In de jaren '60 werd de palletkist of kuubskist ingevoerd. In het begin werd deze alleen benut voor transport en de eerste verwerking, maar al snel werd een aangepaste versie als pelkist toegepast. Na het wijzigen van de bewaarsystemen gaf ook het drogen en bewaren in palletkisten geen problemen meer.
Nu
De bloembollen worden opgeslagen in bewaarcellen (afsluitbare ruimten) die voorzien zijn van klimaatcontrole.

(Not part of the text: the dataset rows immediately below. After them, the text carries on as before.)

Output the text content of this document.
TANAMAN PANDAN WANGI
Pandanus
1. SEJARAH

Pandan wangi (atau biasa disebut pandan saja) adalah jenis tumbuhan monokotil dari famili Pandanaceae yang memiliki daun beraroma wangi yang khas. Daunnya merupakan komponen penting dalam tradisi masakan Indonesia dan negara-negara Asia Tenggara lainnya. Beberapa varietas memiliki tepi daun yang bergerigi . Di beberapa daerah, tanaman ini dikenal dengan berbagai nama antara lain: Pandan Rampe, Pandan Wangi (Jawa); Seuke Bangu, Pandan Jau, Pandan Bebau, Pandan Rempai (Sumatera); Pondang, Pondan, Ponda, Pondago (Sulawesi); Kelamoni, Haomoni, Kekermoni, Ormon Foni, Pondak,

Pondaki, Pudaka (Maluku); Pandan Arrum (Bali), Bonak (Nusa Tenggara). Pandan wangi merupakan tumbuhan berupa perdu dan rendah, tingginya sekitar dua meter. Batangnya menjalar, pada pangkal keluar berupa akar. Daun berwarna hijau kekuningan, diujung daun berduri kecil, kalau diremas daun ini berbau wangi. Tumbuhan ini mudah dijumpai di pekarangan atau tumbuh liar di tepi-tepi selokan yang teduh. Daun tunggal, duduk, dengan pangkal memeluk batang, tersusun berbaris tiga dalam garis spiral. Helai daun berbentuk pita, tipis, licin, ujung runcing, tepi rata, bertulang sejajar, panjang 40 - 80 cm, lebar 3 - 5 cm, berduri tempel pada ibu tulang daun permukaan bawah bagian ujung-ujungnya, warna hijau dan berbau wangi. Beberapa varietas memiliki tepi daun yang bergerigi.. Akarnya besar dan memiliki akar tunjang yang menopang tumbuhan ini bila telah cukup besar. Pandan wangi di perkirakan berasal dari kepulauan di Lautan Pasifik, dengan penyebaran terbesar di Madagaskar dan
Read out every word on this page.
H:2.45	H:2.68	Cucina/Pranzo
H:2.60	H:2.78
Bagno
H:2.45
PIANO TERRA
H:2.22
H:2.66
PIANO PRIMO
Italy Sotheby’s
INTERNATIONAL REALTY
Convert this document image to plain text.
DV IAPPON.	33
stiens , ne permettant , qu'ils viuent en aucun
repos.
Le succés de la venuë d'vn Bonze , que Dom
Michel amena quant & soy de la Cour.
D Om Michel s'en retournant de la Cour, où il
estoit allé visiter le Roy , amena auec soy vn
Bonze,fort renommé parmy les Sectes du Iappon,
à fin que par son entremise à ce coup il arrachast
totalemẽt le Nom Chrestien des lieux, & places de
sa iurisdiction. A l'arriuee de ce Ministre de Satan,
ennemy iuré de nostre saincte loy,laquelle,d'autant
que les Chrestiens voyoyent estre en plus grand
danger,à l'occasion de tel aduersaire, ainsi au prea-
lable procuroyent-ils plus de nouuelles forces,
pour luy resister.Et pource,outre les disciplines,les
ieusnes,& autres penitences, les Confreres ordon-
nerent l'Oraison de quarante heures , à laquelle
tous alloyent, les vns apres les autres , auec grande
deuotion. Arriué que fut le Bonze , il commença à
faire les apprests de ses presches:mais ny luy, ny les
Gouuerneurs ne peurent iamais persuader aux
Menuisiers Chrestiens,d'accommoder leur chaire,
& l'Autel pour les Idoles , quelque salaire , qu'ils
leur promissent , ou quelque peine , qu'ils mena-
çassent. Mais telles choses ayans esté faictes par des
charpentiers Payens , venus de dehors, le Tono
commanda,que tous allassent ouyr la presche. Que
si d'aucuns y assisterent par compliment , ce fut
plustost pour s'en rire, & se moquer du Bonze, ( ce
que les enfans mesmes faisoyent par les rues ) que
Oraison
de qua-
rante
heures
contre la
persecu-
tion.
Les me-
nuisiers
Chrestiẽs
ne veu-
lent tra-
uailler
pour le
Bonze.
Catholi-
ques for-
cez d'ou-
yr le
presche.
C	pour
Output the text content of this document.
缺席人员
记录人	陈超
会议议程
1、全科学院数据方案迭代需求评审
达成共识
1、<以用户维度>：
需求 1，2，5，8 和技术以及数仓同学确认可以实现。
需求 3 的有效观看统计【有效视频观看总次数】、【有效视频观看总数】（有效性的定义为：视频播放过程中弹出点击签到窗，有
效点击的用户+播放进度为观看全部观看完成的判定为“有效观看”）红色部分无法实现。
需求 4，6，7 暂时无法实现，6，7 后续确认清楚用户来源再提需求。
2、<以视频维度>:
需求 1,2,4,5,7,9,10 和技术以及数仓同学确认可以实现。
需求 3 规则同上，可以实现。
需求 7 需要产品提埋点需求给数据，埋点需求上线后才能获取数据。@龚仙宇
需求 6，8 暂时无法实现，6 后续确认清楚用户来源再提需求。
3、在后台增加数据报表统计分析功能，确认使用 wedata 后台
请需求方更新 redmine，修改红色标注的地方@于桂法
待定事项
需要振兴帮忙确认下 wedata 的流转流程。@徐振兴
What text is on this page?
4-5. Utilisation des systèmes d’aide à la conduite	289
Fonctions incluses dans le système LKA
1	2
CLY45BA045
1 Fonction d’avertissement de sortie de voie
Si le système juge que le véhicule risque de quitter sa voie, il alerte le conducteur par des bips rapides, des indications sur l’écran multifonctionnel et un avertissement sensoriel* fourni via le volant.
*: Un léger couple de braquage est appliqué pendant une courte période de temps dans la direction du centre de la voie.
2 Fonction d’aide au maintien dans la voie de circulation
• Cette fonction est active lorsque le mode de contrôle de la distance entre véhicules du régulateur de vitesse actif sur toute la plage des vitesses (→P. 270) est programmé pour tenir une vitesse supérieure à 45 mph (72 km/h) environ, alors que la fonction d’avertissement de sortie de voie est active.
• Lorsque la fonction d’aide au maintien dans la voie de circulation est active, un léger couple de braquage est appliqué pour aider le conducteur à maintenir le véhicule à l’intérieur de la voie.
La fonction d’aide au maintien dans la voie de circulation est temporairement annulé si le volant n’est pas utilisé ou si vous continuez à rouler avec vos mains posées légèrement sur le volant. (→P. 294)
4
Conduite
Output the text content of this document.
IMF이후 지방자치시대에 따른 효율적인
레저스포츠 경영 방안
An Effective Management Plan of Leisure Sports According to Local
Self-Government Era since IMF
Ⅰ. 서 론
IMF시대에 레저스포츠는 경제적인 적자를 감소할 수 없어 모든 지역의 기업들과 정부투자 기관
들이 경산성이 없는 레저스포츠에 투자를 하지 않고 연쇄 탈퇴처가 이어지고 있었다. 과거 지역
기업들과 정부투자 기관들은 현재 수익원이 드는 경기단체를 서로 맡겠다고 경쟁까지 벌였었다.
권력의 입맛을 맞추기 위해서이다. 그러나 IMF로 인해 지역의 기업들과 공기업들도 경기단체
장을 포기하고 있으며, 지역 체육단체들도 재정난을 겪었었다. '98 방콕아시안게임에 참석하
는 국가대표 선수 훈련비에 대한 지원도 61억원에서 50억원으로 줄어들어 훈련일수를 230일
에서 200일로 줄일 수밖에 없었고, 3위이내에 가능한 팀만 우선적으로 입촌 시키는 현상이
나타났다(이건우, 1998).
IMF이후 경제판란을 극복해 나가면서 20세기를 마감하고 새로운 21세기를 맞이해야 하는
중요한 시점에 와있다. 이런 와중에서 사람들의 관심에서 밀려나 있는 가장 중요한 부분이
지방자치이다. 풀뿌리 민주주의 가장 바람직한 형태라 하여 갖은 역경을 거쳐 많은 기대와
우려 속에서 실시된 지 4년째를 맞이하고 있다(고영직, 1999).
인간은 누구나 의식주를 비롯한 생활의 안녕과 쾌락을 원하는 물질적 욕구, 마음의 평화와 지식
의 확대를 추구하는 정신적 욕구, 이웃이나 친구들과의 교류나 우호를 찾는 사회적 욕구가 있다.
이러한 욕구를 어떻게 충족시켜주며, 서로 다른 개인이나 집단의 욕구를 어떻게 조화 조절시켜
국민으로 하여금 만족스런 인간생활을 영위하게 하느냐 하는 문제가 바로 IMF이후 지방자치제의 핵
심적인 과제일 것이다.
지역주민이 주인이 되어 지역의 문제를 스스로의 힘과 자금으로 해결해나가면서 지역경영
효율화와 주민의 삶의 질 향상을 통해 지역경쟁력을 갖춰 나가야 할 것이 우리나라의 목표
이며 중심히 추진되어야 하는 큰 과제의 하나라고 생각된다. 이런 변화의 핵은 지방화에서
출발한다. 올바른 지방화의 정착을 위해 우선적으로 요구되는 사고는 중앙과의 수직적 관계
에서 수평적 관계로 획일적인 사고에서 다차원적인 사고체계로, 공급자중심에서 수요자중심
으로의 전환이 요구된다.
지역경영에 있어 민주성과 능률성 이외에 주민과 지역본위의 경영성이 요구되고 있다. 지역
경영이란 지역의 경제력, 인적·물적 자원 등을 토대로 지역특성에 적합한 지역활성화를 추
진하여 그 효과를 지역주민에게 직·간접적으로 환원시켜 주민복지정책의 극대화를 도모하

Een computer regelt de temperatuur, luchtvochtigheid, ventilatie en verwarming. Als er iets niet goed gaat, wordt er direct een signaal afgegeven. Het klimaat in de bewaarcellen wordt door de computer ook geregistreerd. Dat maakt controle achteraf mogelijk.
Vroeger
Tegen 1920 vonden onderzoekers uit Engeland en Nederland uit dat een warmwaterbehandeling gunstige resultaten opleverde bij de bestrijding van ziekten in de diverse gewassen. Vooral tegen aaltjes in narcissen. Maar ook bij het bestrijden van de grote narcisvlieg gaf koken bij 43,5 graden Celsius goed resultaat. De bloembollen groeiden na een warmwaterbehandeling ook veel beter. Later werd de warmwaterbehandeling ook bij andere bolgewassen toegepast. De eerste ketels werden verwarmd met een benzinebrander of waren aangesloten op centrale verwarming.
Na 1945 werden er voor de warmtebehandeling kleinere, oliegestookte veldketels gebruikt. Gedurende een aantal jaren na de Tweede Wereldoorlog heeft Th. Smakman aan de Wijdenes Spaansweg een loonkokerij gehad. Vooral in de eerste jaren van het verplicht koken van irissen zijn daar grote hoeveelheden behandeld.
Nu
Het koken van narcissen is nog steeds nodig. Dit gebeurt nu met grote ontsmetting(-kook)installaties op de bedrijven.